The Internet is a tremendous store of data and information. The Millennials and the iGen are the first to have grown up with instant access to huge stores of information available at a key stroke. Acquisition of knowledge requires effort. Reading at that level is work. Since there is so much information available for recall, it is merely practical that a person would just use Google as memory. The problem with this approach is that in the process of knowledge acquisition, a person learns a set of skills to evaluate information presented: such as logic and rhetoric for fallacy detection, synthesis through typologies and analogies, use of statistics, and experimental design.  Without the effort expended in knowledge acquisition a person is crippled in the ability to form informed opinion, and temperament takes over.

In an ideal world, a person presented with an issue would first search his/her existing store of knowledge and, having a motivation to learn, would conduct a search of existing information, filter that information based on the merits, while using the meta-self (self-criticism) to assess personal bias, coming to an informed conclusion.
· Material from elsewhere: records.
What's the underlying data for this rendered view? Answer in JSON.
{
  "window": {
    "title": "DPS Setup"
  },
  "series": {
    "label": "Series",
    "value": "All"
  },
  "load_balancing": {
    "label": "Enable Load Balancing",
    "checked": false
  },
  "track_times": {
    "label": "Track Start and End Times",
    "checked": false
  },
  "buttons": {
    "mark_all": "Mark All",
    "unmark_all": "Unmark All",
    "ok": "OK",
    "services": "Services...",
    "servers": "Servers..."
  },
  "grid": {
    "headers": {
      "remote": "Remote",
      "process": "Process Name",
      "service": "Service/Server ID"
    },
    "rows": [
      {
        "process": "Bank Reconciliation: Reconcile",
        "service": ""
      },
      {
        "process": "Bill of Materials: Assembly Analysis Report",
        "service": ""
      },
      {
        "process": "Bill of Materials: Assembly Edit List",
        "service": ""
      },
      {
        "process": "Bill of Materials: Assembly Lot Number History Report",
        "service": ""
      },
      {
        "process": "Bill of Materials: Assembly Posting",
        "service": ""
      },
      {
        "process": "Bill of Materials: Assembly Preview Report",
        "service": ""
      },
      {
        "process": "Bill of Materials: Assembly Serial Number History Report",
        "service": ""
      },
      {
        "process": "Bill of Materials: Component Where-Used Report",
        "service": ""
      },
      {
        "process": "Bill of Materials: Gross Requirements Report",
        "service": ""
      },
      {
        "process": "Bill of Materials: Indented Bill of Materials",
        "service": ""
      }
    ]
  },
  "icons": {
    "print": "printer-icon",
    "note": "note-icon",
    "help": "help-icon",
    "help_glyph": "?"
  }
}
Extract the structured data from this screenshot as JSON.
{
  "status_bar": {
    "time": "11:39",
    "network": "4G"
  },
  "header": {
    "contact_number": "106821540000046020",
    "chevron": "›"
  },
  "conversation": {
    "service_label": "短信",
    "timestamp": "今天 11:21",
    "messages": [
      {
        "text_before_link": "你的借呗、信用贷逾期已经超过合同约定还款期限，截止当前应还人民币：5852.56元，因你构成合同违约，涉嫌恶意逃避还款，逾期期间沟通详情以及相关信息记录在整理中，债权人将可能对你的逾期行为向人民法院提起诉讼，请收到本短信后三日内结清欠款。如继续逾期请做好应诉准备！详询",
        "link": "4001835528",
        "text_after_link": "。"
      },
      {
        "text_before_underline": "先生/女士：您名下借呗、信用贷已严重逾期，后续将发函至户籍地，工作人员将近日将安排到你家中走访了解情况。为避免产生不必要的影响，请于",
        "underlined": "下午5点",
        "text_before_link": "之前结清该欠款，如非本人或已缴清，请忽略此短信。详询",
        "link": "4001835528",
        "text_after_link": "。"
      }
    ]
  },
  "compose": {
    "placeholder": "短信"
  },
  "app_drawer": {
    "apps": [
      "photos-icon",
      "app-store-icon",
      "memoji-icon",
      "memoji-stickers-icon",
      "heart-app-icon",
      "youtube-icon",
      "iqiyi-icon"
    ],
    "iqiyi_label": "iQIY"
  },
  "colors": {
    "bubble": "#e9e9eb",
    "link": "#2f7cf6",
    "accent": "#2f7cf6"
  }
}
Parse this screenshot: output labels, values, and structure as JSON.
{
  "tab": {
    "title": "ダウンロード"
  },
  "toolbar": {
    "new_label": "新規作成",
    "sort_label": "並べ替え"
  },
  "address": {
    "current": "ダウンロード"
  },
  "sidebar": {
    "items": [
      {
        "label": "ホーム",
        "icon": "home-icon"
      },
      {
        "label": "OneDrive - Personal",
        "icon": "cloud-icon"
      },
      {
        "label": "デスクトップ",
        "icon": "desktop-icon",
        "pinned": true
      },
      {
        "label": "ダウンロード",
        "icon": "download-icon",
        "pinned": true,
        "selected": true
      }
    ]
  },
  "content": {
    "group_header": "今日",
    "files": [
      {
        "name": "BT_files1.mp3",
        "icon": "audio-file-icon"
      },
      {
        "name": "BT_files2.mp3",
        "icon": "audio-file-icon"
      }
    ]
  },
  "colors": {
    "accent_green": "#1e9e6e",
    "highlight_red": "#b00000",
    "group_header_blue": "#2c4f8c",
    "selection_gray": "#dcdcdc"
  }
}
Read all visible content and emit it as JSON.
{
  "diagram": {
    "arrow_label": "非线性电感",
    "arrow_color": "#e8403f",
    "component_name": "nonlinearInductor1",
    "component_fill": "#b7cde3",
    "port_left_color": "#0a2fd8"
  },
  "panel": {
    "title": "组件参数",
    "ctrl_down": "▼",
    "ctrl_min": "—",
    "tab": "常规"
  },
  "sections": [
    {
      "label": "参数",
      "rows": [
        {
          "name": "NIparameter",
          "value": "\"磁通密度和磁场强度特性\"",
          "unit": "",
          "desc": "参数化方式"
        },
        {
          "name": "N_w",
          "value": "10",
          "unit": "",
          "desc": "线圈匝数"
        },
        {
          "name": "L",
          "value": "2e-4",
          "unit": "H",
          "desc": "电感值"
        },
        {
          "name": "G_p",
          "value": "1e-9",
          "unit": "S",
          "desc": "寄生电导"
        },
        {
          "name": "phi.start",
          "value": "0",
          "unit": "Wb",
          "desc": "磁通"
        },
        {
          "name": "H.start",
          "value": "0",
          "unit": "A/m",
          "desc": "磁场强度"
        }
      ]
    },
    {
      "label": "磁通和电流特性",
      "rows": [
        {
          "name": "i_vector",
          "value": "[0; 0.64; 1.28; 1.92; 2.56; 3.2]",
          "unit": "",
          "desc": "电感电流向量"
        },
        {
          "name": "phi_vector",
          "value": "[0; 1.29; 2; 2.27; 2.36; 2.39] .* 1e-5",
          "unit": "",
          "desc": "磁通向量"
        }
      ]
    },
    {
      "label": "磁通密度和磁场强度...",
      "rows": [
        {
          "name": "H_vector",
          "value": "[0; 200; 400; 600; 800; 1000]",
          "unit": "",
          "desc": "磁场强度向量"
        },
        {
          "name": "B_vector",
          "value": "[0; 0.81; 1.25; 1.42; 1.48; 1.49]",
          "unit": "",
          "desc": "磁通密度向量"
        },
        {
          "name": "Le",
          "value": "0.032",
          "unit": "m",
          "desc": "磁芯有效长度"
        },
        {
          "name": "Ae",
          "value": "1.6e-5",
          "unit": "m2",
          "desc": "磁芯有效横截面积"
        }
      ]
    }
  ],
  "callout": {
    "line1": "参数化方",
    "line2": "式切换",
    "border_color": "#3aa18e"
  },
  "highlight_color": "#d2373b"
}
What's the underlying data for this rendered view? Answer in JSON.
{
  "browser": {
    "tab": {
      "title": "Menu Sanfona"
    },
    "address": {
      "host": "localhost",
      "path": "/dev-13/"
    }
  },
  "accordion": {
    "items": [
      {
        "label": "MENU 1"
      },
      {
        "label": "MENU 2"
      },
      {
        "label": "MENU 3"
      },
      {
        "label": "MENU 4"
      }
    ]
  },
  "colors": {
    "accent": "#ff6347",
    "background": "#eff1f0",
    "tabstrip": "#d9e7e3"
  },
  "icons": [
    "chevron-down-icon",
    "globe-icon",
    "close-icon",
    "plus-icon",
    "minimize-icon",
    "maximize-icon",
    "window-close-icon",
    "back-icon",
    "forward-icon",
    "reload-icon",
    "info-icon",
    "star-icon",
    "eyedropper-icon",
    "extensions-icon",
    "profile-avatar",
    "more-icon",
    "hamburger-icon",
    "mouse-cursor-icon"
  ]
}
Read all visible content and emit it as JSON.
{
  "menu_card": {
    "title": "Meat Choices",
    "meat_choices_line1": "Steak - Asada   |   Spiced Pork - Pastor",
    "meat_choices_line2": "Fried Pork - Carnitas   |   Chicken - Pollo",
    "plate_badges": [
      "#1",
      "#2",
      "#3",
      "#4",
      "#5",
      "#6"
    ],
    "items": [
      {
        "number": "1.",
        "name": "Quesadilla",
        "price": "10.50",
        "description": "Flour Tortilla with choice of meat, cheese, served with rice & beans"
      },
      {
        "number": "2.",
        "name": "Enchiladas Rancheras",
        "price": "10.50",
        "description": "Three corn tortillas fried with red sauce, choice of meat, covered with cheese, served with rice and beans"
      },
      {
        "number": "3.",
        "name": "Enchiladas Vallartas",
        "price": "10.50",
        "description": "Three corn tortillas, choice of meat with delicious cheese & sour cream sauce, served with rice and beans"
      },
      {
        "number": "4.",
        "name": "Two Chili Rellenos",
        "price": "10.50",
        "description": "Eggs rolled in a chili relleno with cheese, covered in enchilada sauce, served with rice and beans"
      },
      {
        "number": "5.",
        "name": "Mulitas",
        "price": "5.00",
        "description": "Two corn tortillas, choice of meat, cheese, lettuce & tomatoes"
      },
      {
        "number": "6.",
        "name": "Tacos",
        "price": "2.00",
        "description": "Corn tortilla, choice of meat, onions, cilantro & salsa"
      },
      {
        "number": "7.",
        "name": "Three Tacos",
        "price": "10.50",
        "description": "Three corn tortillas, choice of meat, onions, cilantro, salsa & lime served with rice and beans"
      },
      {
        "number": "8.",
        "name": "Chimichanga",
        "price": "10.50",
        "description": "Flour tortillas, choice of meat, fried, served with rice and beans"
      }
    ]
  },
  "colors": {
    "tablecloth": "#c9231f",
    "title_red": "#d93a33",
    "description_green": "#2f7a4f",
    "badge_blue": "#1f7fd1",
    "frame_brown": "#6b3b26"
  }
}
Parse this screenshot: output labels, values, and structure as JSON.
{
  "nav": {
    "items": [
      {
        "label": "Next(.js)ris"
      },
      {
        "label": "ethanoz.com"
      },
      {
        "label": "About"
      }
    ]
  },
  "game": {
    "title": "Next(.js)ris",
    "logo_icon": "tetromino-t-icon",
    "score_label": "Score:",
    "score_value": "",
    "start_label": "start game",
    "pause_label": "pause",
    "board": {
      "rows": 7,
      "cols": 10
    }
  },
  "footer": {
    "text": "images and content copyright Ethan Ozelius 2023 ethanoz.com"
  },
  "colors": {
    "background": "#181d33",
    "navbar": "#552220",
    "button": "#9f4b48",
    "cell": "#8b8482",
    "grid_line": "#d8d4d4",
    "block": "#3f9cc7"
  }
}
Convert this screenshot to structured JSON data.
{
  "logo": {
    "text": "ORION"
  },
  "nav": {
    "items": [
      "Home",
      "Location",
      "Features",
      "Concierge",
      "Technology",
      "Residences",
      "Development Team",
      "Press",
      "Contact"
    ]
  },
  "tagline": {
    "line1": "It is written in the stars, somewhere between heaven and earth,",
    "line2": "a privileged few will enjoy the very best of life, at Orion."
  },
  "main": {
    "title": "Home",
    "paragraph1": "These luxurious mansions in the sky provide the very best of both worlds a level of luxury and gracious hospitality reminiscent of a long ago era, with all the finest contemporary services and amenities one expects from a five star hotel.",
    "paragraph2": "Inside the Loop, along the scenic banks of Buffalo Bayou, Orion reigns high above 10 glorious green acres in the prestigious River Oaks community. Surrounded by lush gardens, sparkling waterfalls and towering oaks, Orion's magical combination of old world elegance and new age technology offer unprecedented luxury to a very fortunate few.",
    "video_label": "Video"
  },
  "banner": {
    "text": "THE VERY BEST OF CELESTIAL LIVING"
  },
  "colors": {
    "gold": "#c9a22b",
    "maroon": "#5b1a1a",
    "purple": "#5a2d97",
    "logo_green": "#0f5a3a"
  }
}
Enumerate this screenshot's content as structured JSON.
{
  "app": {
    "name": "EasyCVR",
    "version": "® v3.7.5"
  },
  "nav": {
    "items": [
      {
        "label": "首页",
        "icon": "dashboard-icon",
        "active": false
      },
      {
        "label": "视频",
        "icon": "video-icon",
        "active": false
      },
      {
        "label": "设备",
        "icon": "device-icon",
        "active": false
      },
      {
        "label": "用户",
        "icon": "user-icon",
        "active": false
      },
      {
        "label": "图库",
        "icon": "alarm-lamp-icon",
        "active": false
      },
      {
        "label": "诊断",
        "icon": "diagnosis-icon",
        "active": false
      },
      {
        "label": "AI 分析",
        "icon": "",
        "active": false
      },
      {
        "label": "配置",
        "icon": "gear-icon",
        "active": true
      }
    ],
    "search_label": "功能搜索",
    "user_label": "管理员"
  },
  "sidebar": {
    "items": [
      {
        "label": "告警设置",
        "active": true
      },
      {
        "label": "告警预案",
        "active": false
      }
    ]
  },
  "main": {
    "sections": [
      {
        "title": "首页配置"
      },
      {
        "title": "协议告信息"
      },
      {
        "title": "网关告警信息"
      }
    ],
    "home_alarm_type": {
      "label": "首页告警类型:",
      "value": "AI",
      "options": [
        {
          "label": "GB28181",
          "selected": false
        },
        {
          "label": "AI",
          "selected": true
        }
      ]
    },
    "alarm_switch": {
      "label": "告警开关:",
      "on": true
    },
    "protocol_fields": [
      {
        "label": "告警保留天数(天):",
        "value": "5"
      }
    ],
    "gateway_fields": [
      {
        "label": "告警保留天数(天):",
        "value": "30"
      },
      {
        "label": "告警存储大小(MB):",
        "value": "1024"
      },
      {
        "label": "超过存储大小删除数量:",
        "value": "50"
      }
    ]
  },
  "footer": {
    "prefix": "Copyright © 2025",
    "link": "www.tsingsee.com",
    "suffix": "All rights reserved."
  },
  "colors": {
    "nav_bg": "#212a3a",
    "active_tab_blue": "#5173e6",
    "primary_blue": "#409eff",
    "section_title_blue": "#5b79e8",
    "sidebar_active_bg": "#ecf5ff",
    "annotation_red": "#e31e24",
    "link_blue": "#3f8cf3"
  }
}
Instead what seems to happen is one of two methods:

First, when presented with an issue, a person searches the existing store of knowledge, finding none, merely formulates an uninformed opinion or accepts an argument from authority as long as it conforms with the person’s temperament.

Or there may be a failure to apply a bias failure if there is indeed a desire to learn.

In this era of “alternative facts,” “fake news,” Astroturfing, and opinion ghettoes, how can we as a citizenry address this problem? Do the work is one. For example, it has been reliably shown that handwriting notes is superior to typing.  Learn how to read a book.  Bring back the study of rhetoric.  Second, be curious and skeptical, but temper skepticism with common sense. Radical skepticism, the root of academic schools of thought labeled Critical and Theory, with a capital C or T, does not lead to knowledge but destroys it. It is corrosive to positive knowledge. It is solipsistic. When I take the epistemological position that only what is in my own mind is “real” and there is no objective reality, then “alternative facts” are no longer “fake.”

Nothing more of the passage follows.